- Category: Unitary state
- Location: Lao People's Democratic Republic
- Number: 17 (plus one prefecture)
- Populations: In 2023 this ranged from 116,800 (for Xaisomboun province) to 1,117,500 (for Savannakhét province)
- Areas: 3,920 km^{2} (1,510 sq mi) (for Vientiane Prefecture) to 21,774 km^{2} (8,407 sq mi) (for Savannakhét province)
- Subdivisions: District (muang);

= Provinces of Laos =

Laos is divided into 17 provinces (Lao ແຂວງ, /lo/, khwaeng, khoeng, qwang or khoueng) and one prefecture, the latter including the Vientiane capital city municipality (ນະຄອນຫຼວງ, nakhon luang, or Na Kone Luang Vientiane).
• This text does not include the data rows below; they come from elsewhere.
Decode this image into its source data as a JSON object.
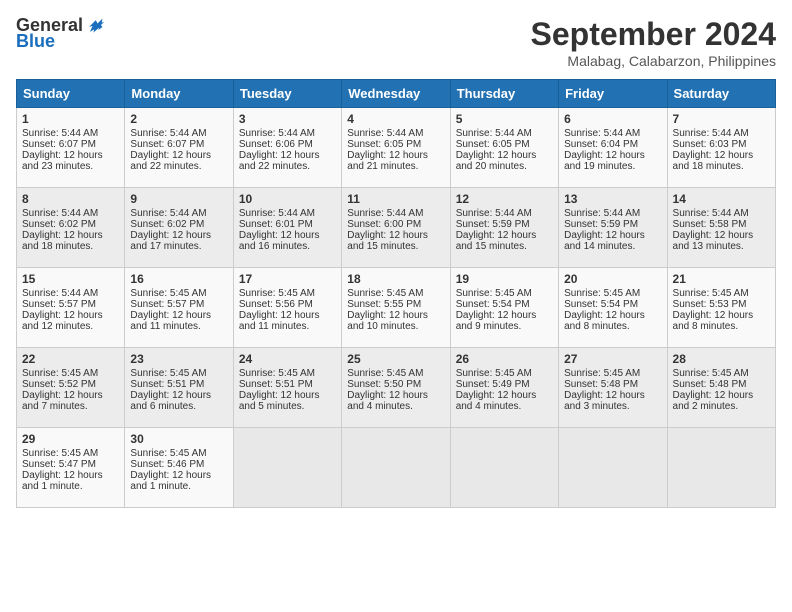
{
  "header": {
    "logo_general": "General",
    "logo_blue": "Blue",
    "month": "September 2024",
    "location": "Malabag, Calabarzon, Philippines"
  },
  "weekdays": [
    "Sunday",
    "Monday",
    "Tuesday",
    "Wednesday",
    "Thursday",
    "Friday",
    "Saturday"
  ],
  "weeks": [
    [
      {
        "day": "1",
        "lines": [
          "Sunrise: 5:44 AM",
          "Sunset: 6:07 PM",
          "Daylight: 12 hours",
          "and 23 minutes."
        ]
      },
      {
        "day": "2",
        "lines": [
          "Sunrise: 5:44 AM",
          "Sunset: 6:07 PM",
          "Daylight: 12 hours",
          "and 22 minutes."
        ]
      },
      {
        "day": "3",
        "lines": [
          "Sunrise: 5:44 AM",
          "Sunset: 6:06 PM",
          "Daylight: 12 hours",
          "and 22 minutes."
        ]
      },
      {
        "day": "4",
        "lines": [
          "Sunrise: 5:44 AM",
          "Sunset: 6:05 PM",
          "Daylight: 12 hours",
          "and 21 minutes."
        ]
      },
      {
        "day": "5",
        "lines": [
          "Sunrise: 5:44 AM",
          "Sunset: 6:05 PM",
          "Daylight: 12 hours",
          "and 20 minutes."
        ]
      },
      {
        "day": "6",
        "lines": [
          "Sunrise: 5:44 AM",
          "Sunset: 6:04 PM",
          "Daylight: 12 hours",
          "and 19 minutes."
        ]
      },
      {
        "day": "7",
        "lines": [
          "Sunrise: 5:44 AM",
          "Sunset: 6:03 PM",
          "Daylight: 12 hours",
          "and 18 minutes."
        ]
      }
    ],
    [
      {
        "day": "8",
        "lines": [
          "Sunrise: 5:44 AM",
          "Sunset: 6:02 PM",
          "Daylight: 12 hours",
          "and 18 minutes."
        ]
      },
      {
        "day": "9",
        "lines": [
          "Sunrise: 5:44 AM",
          "Sunset: 6:02 PM",
          "Daylight: 12 hours",
          "and 17 minutes."
        ]
      },
      {
        "day": "10",
        "lines": [
          "Sunrise: 5:44 AM",
          "Sunset: 6:01 PM",
          "Daylight: 12 hours",
          "and 16 minutes."
        ]
      },
      {
        "day": "11",
        "lines": [
          "Sunrise: 5:44 AM",
          "Sunset: 6:00 PM",
          "Daylight: 12 hours",
          "and 15 minutes."
        ]
      },
      {
        "day": "12",
        "lines": [
          "Sunrise: 5:44 AM",
          "Sunset: 5:59 PM",
          "Daylight: 12 hours",
          "and 15 minutes."
        ]
      },
      {
        "day": "13",
        "lines": [
          "Sunrise: 5:44 AM",
          "Sunset: 5:59 PM",
          "Daylight: 12 hours",
          "and 14 minutes."
        ]
      },
      {
        "day": "14",
        "lines": [
          "Sunrise: 5:44 AM",
          "Sunset: 5:58 PM",
          "Daylight: 12 hours",
          "and 13 minutes."
        ]
      }
    ],
    [
      {
        "day": "15",
        "lines": [
          "Sunrise: 5:44 AM",
          "Sunset: 5:57 PM",
          "Daylight: 12 hours",
          "and 12 minutes."
        ]
      },
      {
        "day": "16",
        "lines": [
          "Sunrise: 5:45 AM",
          "Sunset: 5:57 PM",
          "Daylight: 12 hours",
          "and 11 minutes."
        ]
      },
      {
        "day": "17",
        "lines": [
          "Sunrise: 5:45 AM",
          "Sunset: 5:56 PM",
          "Daylight: 12 hours",
          "and 11 minutes."
        ]
      },
      {
        "day": "18",
        "lines": [
          "Sunrise: 5:45 AM",
          "Sunset: 5:55 PM",
          "Daylight: 12 hours",
          "and 10 minutes."
        ]
      },
      {
        "day": "19",
        "lines": [
          "Sunrise: 5:45 AM",
          "Sunset: 5:54 PM",
          "Daylight: 12 hours",
          "and 9 minutes."
        ]
      },
      {
        "day": "20",
        "lines": [
          "Sunrise: 5:45 AM",
          "Sunset: 5:54 PM",
          "Daylight: 12 hours",
          "and 8 minutes."
        ]
      },
      {
        "day": "21",
        "lines": [
          "Sunrise: 5:45 AM",
          "Sunset: 5:53 PM",
          "Daylight: 12 hours",
          "and 8 minutes."
        ]
      }
    ],
    [
      {
        "day": "22",
        "lines": [
          "Sunrise: 5:45 AM",
          "Sunset: 5:52 PM",
          "Daylight: 12 hours",
          "and 7 minutes."
        ]
      },
      {
        "day": "23",
        "lines": [
          "Sunrise: 5:45 AM",
          "Sunset: 5:51 PM",
          "Daylight: 12 hours",
          "and 6 minutes."
        ]
      },
      {
        "day": "24",
        "lines": [
          "Sunrise: 5:45 AM",
          "Sunset: 5:51 PM",
          "Daylight: 12 hours",
          "and 5 minutes."
        ]
      },
      {
        "day": "25",
        "lines": [
          "Sunrise: 5:45 AM",
          "Sunset: 5:50 PM",
          "Daylight: 12 hours",
          "and 4 minutes."
        ]
      },
      {
        "day": "26",
        "lines": [
          "Sunrise: 5:45 AM",
          "Sunset: 5:49 PM",
          "Daylight: 12 hours",
          "and 4 minutes."
        ]
      },
      {
        "day": "27",
        "lines": [
          "Sunrise: 5:45 AM",
          "Sunset: 5:48 PM",
          "Daylight: 12 hours",
          "and 3 minutes."
        ]
      },
      {
        "day": "28",
        "lines": [
          "Sunrise: 5:45 AM",
          "Sunset: 5:48 PM",
          "Daylight: 12 hours",
          "and 2 minutes."
        ]
      }
    ],
    [
      {
        "day": "29",
        "lines": [
          "Sunrise: 5:45 AM",
          "Sunset: 5:47 PM",
          "Daylight: 12 hours",
          "and 1 minute."
        ]
      },
      {
        "day": "30",
        "lines": [
          "Sunrise: 5:45 AM",
          "Sunset: 5:46 PM",
          "Daylight: 12 hours",
          "and 1 minute."
        ]
      },
      {
        "day": "",
        "lines": []
      },
      {
        "day": "",
        "lines": []
      },
      {
        "day": "",
        "lines": []
      },
      {
        "day": "",
        "lines": []
      },
      {
        "day": "",
        "lines": []
      }
    ]
  ]
}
The special administrative zone (ເຂດພິເສດ, khet phiset), Xaisomboun, created in 1994, was dissolved on 13 January 2006. However on 31 December 2013 Xaisômboun was restored as a province.

==List==

| Location | Name | Capital | Pop'n (mid 2023 estimate) | Area (km^{2}) | Pop'n density | ISO |
|---|---|---|---|---|---|---|
|  | Attapeu province | Samakkhixay District (Attapeu) | 167,000 | 10,320 | 16 | LA-AT |
|  | Bokeo province | Houayxay District (Ban Houayxay) | 213,300 | 6,196 | 34 | LA-BK |
|  | Bolikhamxai province | Pakxan District (Pakxan) | 330,700 | 14,863 | 22 | LA-BL |
|  | Champasak province | Pakse District (Pakse) | 781,200 | 15,415 | 51 | LA-CH |
|  | Houaphanh province | Xam Neua District (Xam Neua) | 317,100 | 16,500 | 19 | LA-HO |
|  | Khammouane province | Thakhek District (Thakhek) | 451,300 | 16,315 | 28 | LA-KH |
|  | Luang Namtha province | Namtha District (Luang Namtha) | 208,900 | 9,325 | 22 | LA-LM |
|  | Luang Prabang province | Luang Prabang (Luang Prabang) | 477,700 | 16,875 | 28 | LA-LP |
|  | Oudomxay province | Xay District (Muang Xay) | 360,800 | 15,370 | 23 | LA-OU |
|  | Phongsaly province | Phongsaly District (Phongsali) | 197,600 | 16,270 | 12 | LA-PH |
|  | Salavan province | Salavan District (Salavan) | 464,800 | 10,691 | 43 | LA-SL |
|  | Savannakhet province | Khanthaboury District (Savannakhet) | 1,117,500 | 21,774 | 51 | LA-SV |
|  | Vientiane province | Phonhong District (Phonhong) | 479,400 | 15,610 | 31 | LA-VI |
|  | Vientiane Prefecture | Vientiane | 1,009,300 | 3,920 | 257 | LA-VT |
|  | Sainyabuli province | Xayabury District (Sainyabuli) | 439,400 | 16,389 | 27 | LA-XA |
|  | Sekong province | La Mam District (Sekong) | 136,700 | 7,665 | 18 | LA-XE |
|  | Xaisomboun province | Anouvong District (Ban Mouang Cha) | 116,800 | 8,551 | 14 | LA-XS |
|  | Xiangkhouang province | Pek District (Phonsavan) | 274,400 | 14,751 | 19 | LA-XI |

=== Population ===
The population of each province in 2015 was 6,492,228 according to the Census returns, but was increased by 2.76% to 6,671,680 to allow for the calculated under-enumeration. The population of Laos in 2023 is 7,545,800 as given in the official projections for mid 2023.